In other words, behaving as if you’re doomed to lose is an effective way to keep losing. And there’s no reason to believe that the opposition to the Likud-right-religious coalition is doomed to lose. Opinion polling shows that the majority of the public has been more or less convinced by its argument that the occupation and settlement enterprise are unsustainable and bad for Israel. Acceptance of a Palestinian state and a withdrawal from most of the West Bank were fringe positions a generation ago (even in the era of Rabin, who never publicly accepted either of these positions); today they are a consensus.
It’s worth noting as well that the three times that the right was turned out of power in the last generation (1992, 1999, and 2006) it was always with a bigger majority than the right has managed to attain in any of its electoral victories before or since. But three consecutive defeats—the last one particularly heartbreaking as polls predicted a much happier outcome for the anti-right bloc—have blurred this memory and dulled the democratic instincts of the Israeli left.

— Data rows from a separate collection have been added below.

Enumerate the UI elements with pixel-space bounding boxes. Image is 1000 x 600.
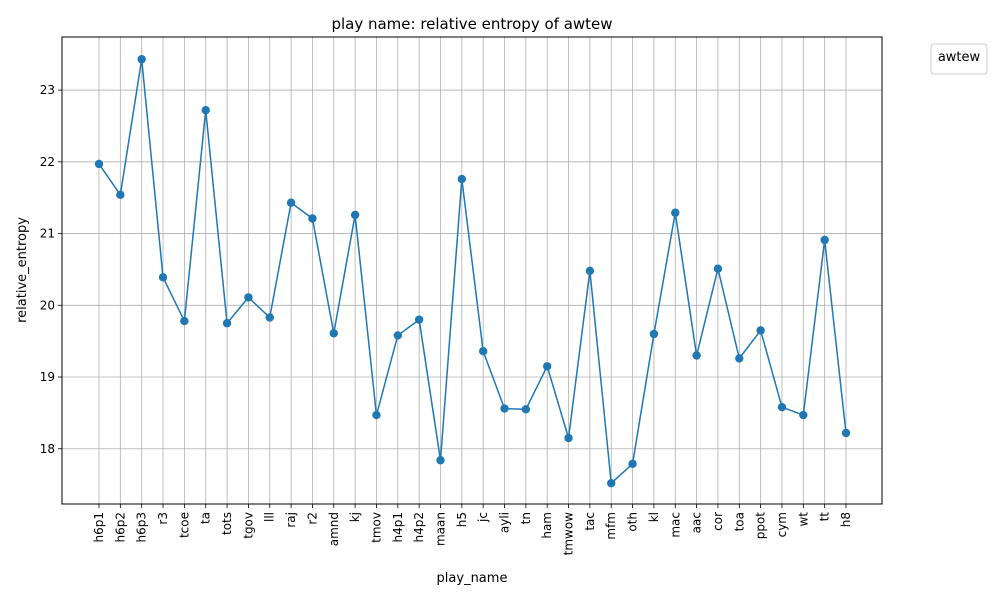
axis-ticks: h6p1 h6p2 h6p3 r3 tcoe ta tots tgov lll raj r2 amnd… bbox=[40, 83, 853, 555]
data-point bbox=[564, 433, 573, 443]
x-tick-label: jc bbox=[476, 512, 490, 523]
y-tick-label: 22 bbox=[40, 155, 55, 169]
x-tick-label: raj bbox=[284, 512, 298, 528]
x-tick-label: r3 bbox=[156, 512, 170, 525]
series-awtew bbox=[94, 55, 851, 488]
data-point bbox=[841, 428, 851, 438]
data-point bbox=[414, 315, 424, 324]
data-point bbox=[244, 293, 253, 302]
data-point bbox=[94, 159, 104, 169]
x-tick-label: mfm bbox=[604, 512, 618, 540]
x-tick-label: ta bbox=[199, 512, 213, 524]
y-tick-label: 21 bbox=[40, 227, 55, 241]
data-point bbox=[521, 405, 531, 414]
x-tick-label: mac bbox=[668, 512, 682, 538]
x-tick-label: wt bbox=[796, 512, 810, 527]
x-tick-label: amnd bbox=[327, 512, 341, 546]
plot-frame bbox=[61, 36, 883, 505]
x-tick-label: h8 bbox=[839, 512, 853, 527]
data-point bbox=[735, 354, 744, 363]
y-axis-title: relative_entropy bbox=[15, 217, 30, 323]
x-tick-label: toa bbox=[732, 512, 746, 531]
data-point bbox=[671, 208, 680, 217]
data-point bbox=[286, 198, 296, 207]
legend: awtew bbox=[930, 43, 988, 75]
x-axis-title: play_name bbox=[437, 571, 508, 586]
data-point bbox=[265, 313, 274, 322]
x-tick-label: kl bbox=[647, 512, 661, 522]
x-tick-label: tcoe bbox=[177, 512, 191, 538]
x-tick-label: h6p3 bbox=[135, 512, 149, 543]
data-point bbox=[756, 326, 765, 335]
x-tick-label: cor bbox=[711, 512, 725, 531]
x-tick-label: maan bbox=[433, 512, 447, 546]
data-point bbox=[329, 329, 338, 338]
data-point bbox=[350, 210, 360, 220]
x-tick-label: h5 bbox=[455, 512, 469, 527]
data-point bbox=[649, 329, 659, 339]
x-tick-label: tt bbox=[818, 512, 832, 522]
y-tick-label: 18 bbox=[40, 442, 55, 456]
x-tick-label: tmov bbox=[369, 512, 383, 543]
x-tick-label: lll bbox=[263, 512, 277, 522]
data-point bbox=[116, 190, 125, 200]
x-tick-label: tac bbox=[583, 512, 597, 531]
x-tick-label: ppot bbox=[754, 512, 768, 540]
data-point bbox=[222, 319, 232, 328]
x-tick-label: h4p1 bbox=[391, 512, 405, 543]
data-point bbox=[500, 404, 509, 413]
y-tick-label: 23 bbox=[40, 83, 55, 97]
data-point bbox=[607, 478, 616, 488]
x-tick-label: cym bbox=[775, 512, 789, 537]
data-point bbox=[158, 273, 168, 282]
x-tick-label: tots bbox=[220, 512, 234, 535]
x-tick-label: ham bbox=[540, 512, 554, 539]
data-point bbox=[393, 331, 402, 340]
x-tick-label: r2 bbox=[305, 512, 319, 525]
data-point bbox=[372, 410, 381, 420]
y-tick-label: 20 bbox=[40, 298, 55, 312]
data-point bbox=[799, 410, 808, 420]
x-tick-label: tmwow bbox=[562, 512, 576, 556]
legend-title: awtew bbox=[938, 50, 981, 65]
data-point bbox=[777, 402, 787, 412]
data-point bbox=[820, 235, 829, 245]
data-point bbox=[628, 459, 637, 469]
data-point bbox=[201, 105, 210, 115]
data-point bbox=[436, 456, 445, 465]
data-point bbox=[692, 351, 701, 360]
x-tick-label: ayli bbox=[498, 512, 512, 533]
data-point bbox=[137, 55, 146, 64]
data-point bbox=[713, 264, 723, 273]
x-tick-label: tn bbox=[519, 512, 533, 524]
x-tick-label: tgov bbox=[241, 512, 255, 539]
x-tick-label: h6p2 bbox=[113, 512, 127, 543]
data-point bbox=[478, 347, 488, 356]
x-tick-label: kj bbox=[348, 512, 362, 522]
y-tick-label: 19 bbox=[40, 370, 55, 384]
x-tick-label: h6p1 bbox=[92, 512, 106, 543]
x-tick-label: h4p2 bbox=[412, 512, 426, 543]
data-point bbox=[457, 174, 467, 184]
legend-box bbox=[930, 43, 988, 75]
x-tick-label: oth bbox=[626, 512, 640, 532]
data-point bbox=[308, 214, 317, 223]
x-tick-label: aac bbox=[690, 512, 704, 533]
data-point bbox=[585, 266, 595, 276]
data-point bbox=[543, 362, 552, 371]
series-line bbox=[98, 58, 847, 484]
data-point bbox=[180, 316, 189, 326]
chart-title: play name: relative entropy of awtew bbox=[331, 15, 612, 33]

There are still just enough institutional constraints on all parties in Israel to maintain the delicate balance of a functioning liberal democracy in a country without defined borders and in a constant state of conflict. But if the upcoming election in 2019 ends with yet another win for the Likud and its religious and ultranationalist satellites, we can expect the last restraints to fall. An emboldened right will settle scores with the universities, the high court, NGOs, and state-funded cultural institutions. And an embittered left will take its battles from the domestic political arena to the domains of global business, international courts, and foreign government action. Israeli democracy will be poorer all around.
Shany Mor is an Associate Fellow at the Hannah Arendt Center at Bard College and a Research Fellow at the Chaikin Center for Geostrategy at the University of Haifa. He served as a Director for Foreign Policy on the Israeli National Security Council.